Image Classification Based on Unsupervised Domain Adaptation Methods

Abstract

Convolutional Neural Networks (CNNs) have achieved great success in broad computer vision tasks. However, due to the lack of labeled data, many available CNN models cannot be widely used in many real scenarios or suffer from significant performance drop. To solve the problem of lack of correctly labeled data, we explored the capability of existing unsupervised domain adaptation (UDA) methods on image classification and proposed two new methods to improve the performance. 1. An Unsupervised Domain Adaptation Model based on Dual-module AdversarialTraining: we proposed a dual-module network architecture that employs a domain discriminative feature module to encourage the domain invariant feature module to learn more domain invariant features. The proposed architecture can be applied to any model that utilizes domain invariant features for UDA to improve its ability to extract domain invariant features.

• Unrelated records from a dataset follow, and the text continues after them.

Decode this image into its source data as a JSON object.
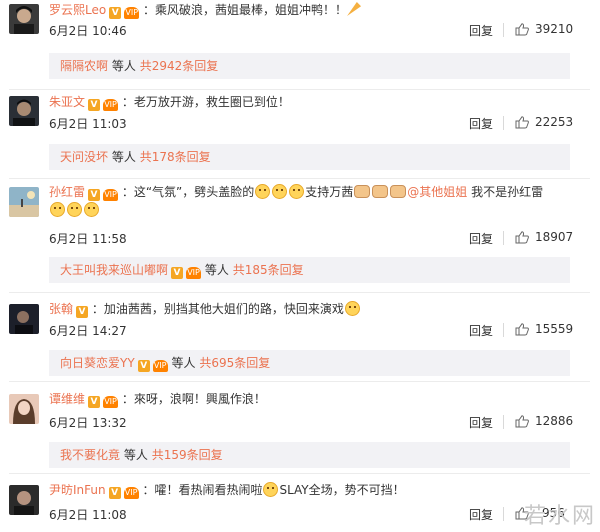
{
  "common": {
    "reply_label": "回复",
    "others_text": "等人",
    "vip_text": "VIP"
  },
  "comments": [
    {
      "username": "罗云熙Leo",
      "text": "：乘风破浪，茜姐最棒，姐姐冲鸭！！",
      "date": "6月2日",
      "time": "10:46",
      "likes": "39210",
      "sub_user": "隔隔农啊",
      "sub_count": "共2942条回复",
      "avatar_color": "#3a3a3a"
    },
    {
      "username": "朱亚文",
      "text": "：老万放开游，救生圈已到位！",
      "date": "6月2日",
      "time": "11:03",
      "likes": "22253",
      "sub_user": "天问没坏",
      "sub_count": "共178条回复",
      "avatar_color": "#2a2f36"
    },
    {
      "username": "孙红雷",
      "text_a": "：这“气氛”，劈头盖脸的",
      "text_b": "支持万茜",
      "mention": "@其他姐姐",
      "text_c": " 我不是孙红雷",
      "date": "6月2日",
      "time": "11:58",
      "likes": "18907",
      "sub_user": "大王叫我来巡山嘟啊",
      "sub_count": "共185条回复",
      "avatar_color": "#8fb4c8"
    },
    {
      "username": "张翰",
      "text": "：加油茜茜，别挡其他大姐们的路，快回来演戏",
      "date": "6月2日",
      "time": "14:27",
      "likes": "15559",
      "sub_user": "向日葵恋爱YY",
      "sub_count": "共695条回复",
      "avatar_color": "#1c1f2a"
    },
    {
      "username": "谭维维",
      "text": "：來呀，浪啊！興風作浪！",
      "date": "6月2日",
      "time": "13:32",
      "likes": "12886",
      "sub_user": "我不要化竟",
      "sub_count": "共159条回复",
      "avatar_color": "#e8c9b8"
    },
    {
      "username": "尹昉InFun",
      "text_a": "：嚯！看热闹看热闹啦",
      "text_b": "SLAY全场，势不可挡！",
      "date": "6月2日",
      "time": "11:08",
      "likes": "956",
      "avatar_color": "#2b2b2b"
    }
  ],
  "watermark": "若水网"
}
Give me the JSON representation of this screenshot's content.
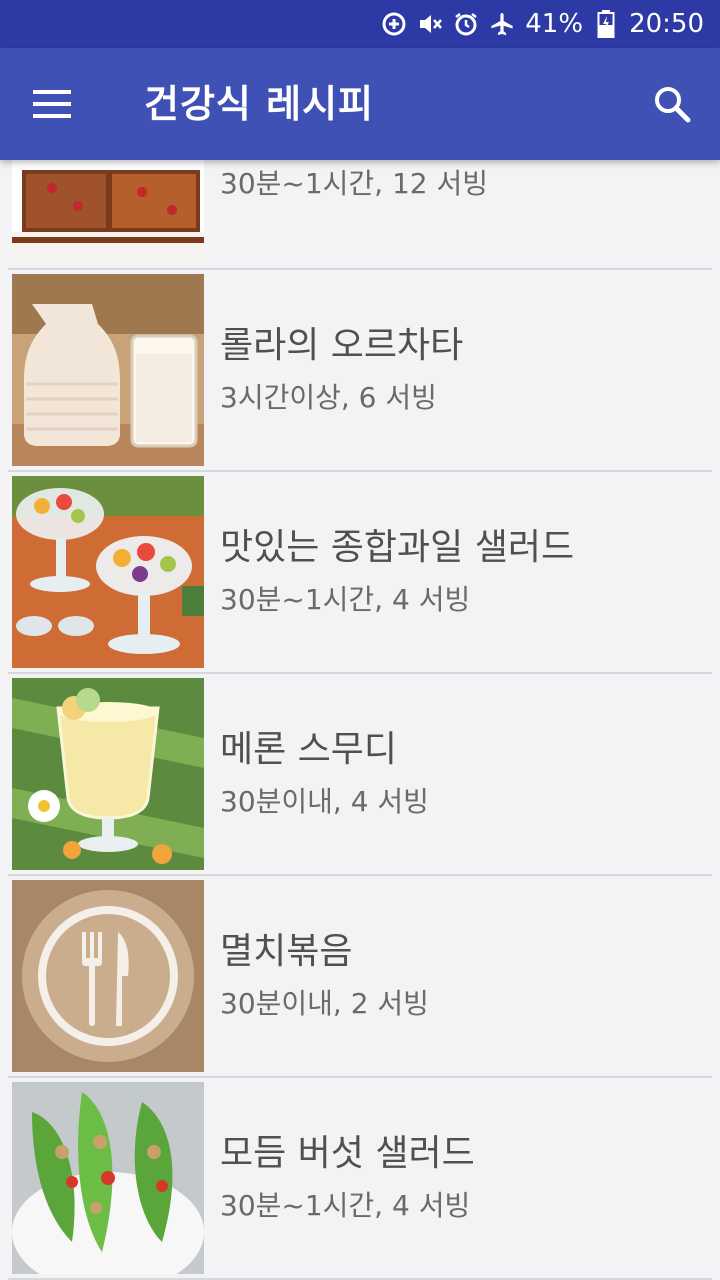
{
  "status": {
    "battery": "41%",
    "time": "20:50"
  },
  "appbar": {
    "title": "건강식 레시피"
  },
  "recipes": [
    {
      "title": "",
      "meta": "30분~1시간, 12 서빙"
    },
    {
      "title": "롤라의 오르차타",
      "meta": "3시간이상, 6 서빙"
    },
    {
      "title": "맛있는 종합과일 샐러드",
      "meta": "30분~1시간, 4 서빙"
    },
    {
      "title": "메론 스무디",
      "meta": "30분이내, 4 서빙"
    },
    {
      "title": "멸치볶음",
      "meta": "30분이내, 2 서빙"
    },
    {
      "title": "모듬 버섯 샐러드",
      "meta": "30분~1시간, 4 서빙"
    }
  ]
}
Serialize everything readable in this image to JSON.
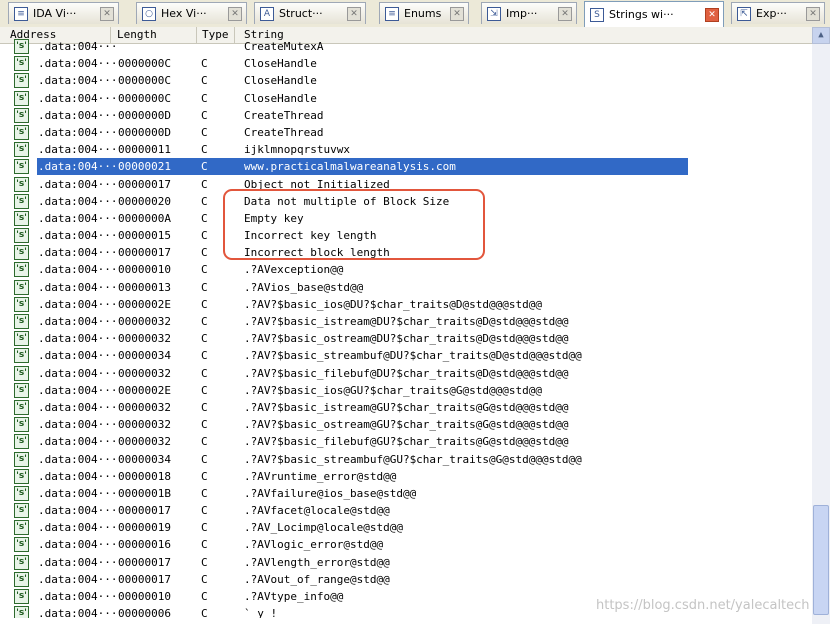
{
  "tabs": [
    {
      "label": "IDA Vi···",
      "icon": "ida-view-icon",
      "glyph": "≡",
      "active": false
    },
    {
      "label": "Hex Vi···",
      "icon": "hex-view-icon",
      "glyph": "○",
      "active": false
    },
    {
      "label": "Struct···",
      "icon": "structures-icon",
      "glyph": "A",
      "active": false
    },
    {
      "label": "Enums",
      "icon": "enums-icon",
      "glyph": "≡",
      "active": false
    },
    {
      "label": "Imp···",
      "icon": "imports-icon",
      "glyph": "⇲",
      "active": false
    },
    {
      "label": "Strings wi···",
      "icon": "strings-window-icon",
      "glyph": "S",
      "active": true
    },
    {
      "label": "Exp···",
      "icon": "exports-icon",
      "glyph": "⇱",
      "active": false
    }
  ],
  "columns": {
    "address": "Address",
    "length": "Length",
    "type": "Type",
    "string": "String"
  },
  "row_icon_glyph": "'s'",
  "rows": [
    {
      "address": ".data:004···",
      "length": "",
      "type": "",
      "string": "CreateMutexA"
    },
    {
      "address": ".data:004···",
      "length": "0000000C",
      "type": "C",
      "string": "CloseHandle"
    },
    {
      "address": ".data:004···",
      "length": "0000000C",
      "type": "C",
      "string": "CloseHandle"
    },
    {
      "address": ".data:004···",
      "length": "0000000C",
      "type": "C",
      "string": "CloseHandle"
    },
    {
      "address": ".data:004···",
      "length": "0000000D",
      "type": "C",
      "string": "CreateThread"
    },
    {
      "address": ".data:004···",
      "length": "0000000D",
      "type": "C",
      "string": "CreateThread"
    },
    {
      "address": ".data:004···",
      "length": "00000011",
      "type": "C",
      "string": "ijklmnopqrstuvwx"
    },
    {
      "address": ".data:004···",
      "length": "00000021",
      "type": "C",
      "string": "www.practicalmalwareanalysis.com",
      "selected": true
    },
    {
      "address": ".data:004···",
      "length": "00000017",
      "type": "C",
      "string": "Object not Initialized"
    },
    {
      "address": ".data:004···",
      "length": "00000020",
      "type": "C",
      "string": "Data not multiple of Block Size"
    },
    {
      "address": ".data:004···",
      "length": "0000000A",
      "type": "C",
      "string": "Empty key"
    },
    {
      "address": ".data:004···",
      "length": "00000015",
      "type": "C",
      "string": "Incorrect key length"
    },
    {
      "address": ".data:004···",
      "length": "00000017",
      "type": "C",
      "string": "Incorrect block length"
    },
    {
      "address": ".data:004···",
      "length": "00000010",
      "type": "C",
      "string": ".?AVexception@@"
    },
    {
      "address": ".data:004···",
      "length": "00000013",
      "type": "C",
      "string": ".?AVios_base@std@@"
    },
    {
      "address": ".data:004···",
      "length": "0000002E",
      "type": "C",
      "string": ".?AV?$basic_ios@DU?$char_traits@D@std@@@std@@"
    },
    {
      "address": ".data:004···",
      "length": "00000032",
      "type": "C",
      "string": ".?AV?$basic_istream@DU?$char_traits@D@std@@@std@@"
    },
    {
      "address": ".data:004···",
      "length": "00000032",
      "type": "C",
      "string": ".?AV?$basic_ostream@DU?$char_traits@D@std@@@std@@"
    },
    {
      "address": ".data:004···",
      "length": "00000034",
      "type": "C",
      "string": ".?AV?$basic_streambuf@DU?$char_traits@D@std@@@std@@"
    },
    {
      "address": ".data:004···",
      "length": "00000032",
      "type": "C",
      "string": ".?AV?$basic_filebuf@DU?$char_traits@D@std@@@std@@"
    },
    {
      "address": ".data:004···",
      "length": "0000002E",
      "type": "C",
      "string": ".?AV?$basic_ios@GU?$char_traits@G@std@@@std@@"
    },
    {
      "address": ".data:004···",
      "length": "00000032",
      "type": "C",
      "string": ".?AV?$basic_istream@GU?$char_traits@G@std@@@std@@"
    },
    {
      "address": ".data:004···",
      "length": "00000032",
      "type": "C",
      "string": ".?AV?$basic_ostream@GU?$char_traits@G@std@@@std@@"
    },
    {
      "address": ".data:004···",
      "length": "00000032",
      "type": "C",
      "string": ".?AV?$basic_filebuf@GU?$char_traits@G@std@@@std@@"
    },
    {
      "address": ".data:004···",
      "length": "00000034",
      "type": "C",
      "string": ".?AV?$basic_streambuf@GU?$char_traits@G@std@@@std@@"
    },
    {
      "address": ".data:004···",
      "length": "00000018",
      "type": "C",
      "string": ".?AVruntime_error@std@@"
    },
    {
      "address": ".data:004···",
      "length": "0000001B",
      "type": "C",
      "string": ".?AVfailure@ios_base@std@@"
    },
    {
      "address": ".data:004···",
      "length": "00000017",
      "type": "C",
      "string": ".?AVfacet@locale@std@@"
    },
    {
      "address": ".data:004···",
      "length": "00000019",
      "type": "C",
      "string": ".?AV_Locimp@locale@std@@"
    },
    {
      "address": ".data:004···",
      "length": "00000016",
      "type": "C",
      "string": ".?AVlogic_error@std@@"
    },
    {
      "address": ".data:004···",
      "length": "00000017",
      "type": "C",
      "string": ".?AVlength_error@std@@"
    },
    {
      "address": ".data:004···",
      "length": "00000017",
      "type": "C",
      "string": ".?AVout_of_range@std@@"
    },
    {
      "address": ".data:004···",
      "length": "00000010",
      "type": "C",
      "string": ".?AVtype_info@@"
    },
    {
      "address": ".data:004···",
      "length": "00000006",
      "type": "C",
      "string": "` y  !"
    }
  ],
  "scrollbar": {
    "up_glyph": "▲",
    "down_glyph": "▼"
  },
  "watermark": "https://blog.csdn.net/yalecaltech",
  "colors": {
    "selection": "#3169c6",
    "highlight_box": "#e2563c",
    "tab_close_active": "#e06040"
  }
}
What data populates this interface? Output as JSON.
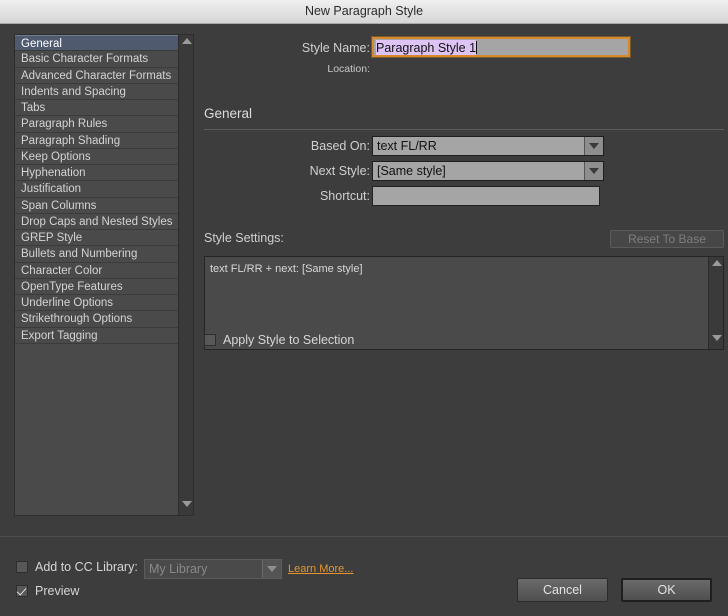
{
  "window": {
    "title": "New Paragraph Style"
  },
  "sidebar": {
    "items": [
      {
        "label": "General",
        "selected": true
      },
      {
        "label": "Basic Character Formats",
        "selected": false
      },
      {
        "label": "Advanced Character Formats",
        "selected": false
      },
      {
        "label": "Indents and Spacing",
        "selected": false
      },
      {
        "label": "Tabs",
        "selected": false
      },
      {
        "label": "Paragraph Rules",
        "selected": false
      },
      {
        "label": "Paragraph Shading",
        "selected": false
      },
      {
        "label": "Keep Options",
        "selected": false
      },
      {
        "label": "Hyphenation",
        "selected": false
      },
      {
        "label": "Justification",
        "selected": false
      },
      {
        "label": "Span Columns",
        "selected": false
      },
      {
        "label": "Drop Caps and Nested Styles",
        "selected": false
      },
      {
        "label": "GREP Style",
        "selected": false
      },
      {
        "label": "Bullets and Numbering",
        "selected": false
      },
      {
        "label": "Character Color",
        "selected": false
      },
      {
        "label": "OpenType Features",
        "selected": false
      },
      {
        "label": "Underline Options",
        "selected": false
      },
      {
        "label": "Strikethrough Options",
        "selected": false
      },
      {
        "label": "Export Tagging",
        "selected": false
      }
    ],
    "scroll_up_icon": "triangle-up-icon",
    "scroll_down_icon": "triangle-down-icon"
  },
  "form": {
    "style_name_label": "Style Name:",
    "style_name_value": "Paragraph Style 1",
    "location_label": "Location:",
    "location_value": "",
    "section_title": "General",
    "based_on_label": "Based On:",
    "based_on_value": "text FL/RR",
    "next_style_label": "Next Style:",
    "next_style_value": "[Same style]",
    "shortcut_label": "Shortcut:",
    "shortcut_value": "",
    "style_settings_label": "Style Settings:",
    "reset_to_base_label": "Reset To Base",
    "style_settings_text": "text FL/RR + next: [Same style]",
    "apply_style_label": "Apply Style to Selection",
    "apply_style_checked": false,
    "dropdown_icon": "chevron-down-icon"
  },
  "footer": {
    "cc_library_label": "Add to CC Library:",
    "cc_library_checked": false,
    "cc_library_value": "My Library",
    "learn_more_label": "Learn More...",
    "preview_label": "Preview",
    "preview_checked": true,
    "cancel_label": "Cancel",
    "ok_label": "OK"
  },
  "colors": {
    "dialog_bg": "#3d3d3d",
    "panel_bg": "#4a4a4a",
    "selection_blue": "#4f5a6e",
    "focus_orange": "#d6892e",
    "text_selection_purple": "#ddc4f5",
    "link_orange": "#e8942e",
    "input_bg": "#a5a5a5"
  }
}
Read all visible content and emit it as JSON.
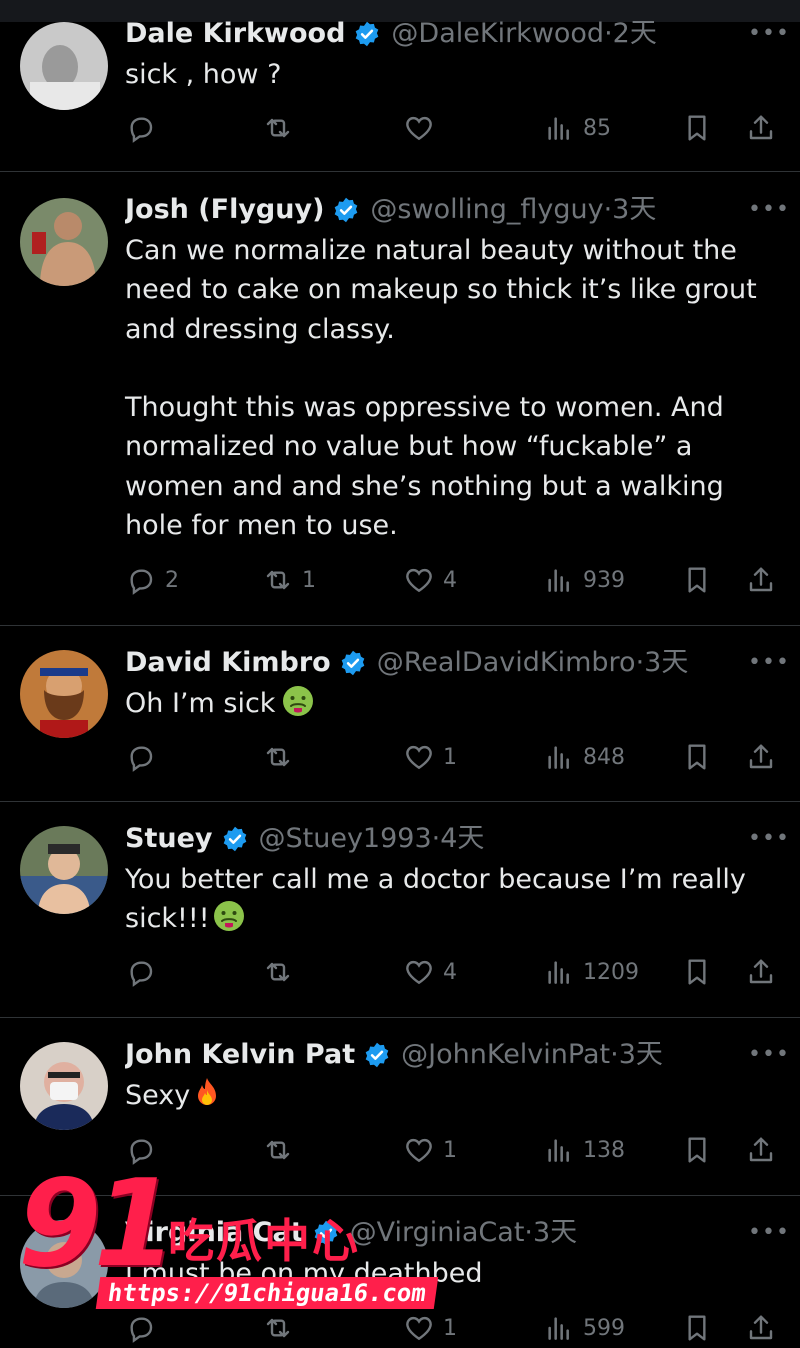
{
  "tweets": [
    {
      "name": "Dale Kirkwood",
      "handle": "@DaleKirkwood",
      "time": "·2天",
      "text": "sick , how ?",
      "replies": "",
      "retweets": "",
      "likes": "",
      "views": "85"
    },
    {
      "name": "Josh (Flyguy)",
      "handle": "@swolling_flyguy",
      "time": "·3天",
      "text": "Can we normalize natural beauty without the\nneed to cake on makeup so thick it’s like grout\nand dressing classy.\n\nThought this was oppressive to women. And\nnormalized no value but how “fuckable” a\nwomen and and she’s nothing but a walking\nhole for men to use.",
      "replies": "2",
      "retweets": "1",
      "likes": "4",
      "views": "939"
    },
    {
      "name": "David Kimbro",
      "handle": "@RealDavidKimbro",
      "time": "·3天",
      "text": "Oh I’m sick",
      "replies": "",
      "retweets": "",
      "likes": "1",
      "views": "848"
    },
    {
      "name": "Stuey",
      "handle": "@Stuey1993",
      "time": "·4天",
      "text": "You better call me a doctor because I’m really\nsick!!!",
      "replies": "",
      "retweets": "",
      "likes": "4",
      "views": "1209"
    },
    {
      "name": "John Kelvin Pat",
      "handle": "@JohnKelvinPat",
      "time": "·3天",
      "text": "Sexy",
      "replies": "",
      "retweets": "",
      "likes": "1",
      "views": "138"
    },
    {
      "name": "Virginia Cat",
      "handle": "@VirginiaCat",
      "time": "·3天",
      "text": "I must be on my deathbed",
      "replies": "",
      "retweets": "",
      "likes": "1",
      "views": "599"
    }
  ],
  "watermark": {
    "number": "91",
    "chinese": "吃瓜中心",
    "url": "https://91chigua16.com"
  },
  "more_glyph": "•••",
  "colors": {
    "background": "#000000",
    "text": "#e7e9ea",
    "muted": "#71767b",
    "verified": "#1d9bf0",
    "divider": "#2f3336",
    "watermark": "#ff1f4b"
  },
  "icons": [
    "reply-icon",
    "retweet-icon",
    "like-icon",
    "views-icon",
    "bookmark-icon",
    "share-icon",
    "verified-badge-icon",
    "more-icon",
    "sick-face-emoji",
    "fire-emoji"
  ]
}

Through the adversarial training by maximizing the loss of their feature distribution and minimizing the discrepancy of their prediction results, the two modules are encouraged to learn more domain discriminative and domain invariant features respectively. Extensive comparative evaluations are conducted and the proposed approach significantly outperforms the baseline method in all image classification tasks. 2. Exploiting maximum classifier discrepancy on multiple classifiers for unsupervised domain adaptation: The adversarial training method based on the maximum classifier discrepancy between the two classifier structures has been applied to the unsupervised domain adaptation task of image classification.This method is straightforward and has achieved very good results. However, based on our observation, we think the structure of two classifiers, though simple, may not explore the full power of the algorithm. Thus, we propose to add more classifiers to the model. In the proposed method, we construct a discrepancy loss function for multiple classifiers following the principle that the classifiers are different from each other. By constructing this loss function, we can add any number of classifiers to the original framework. Extensive experiments show that the proposed method achieves significant improvements over the baseline method.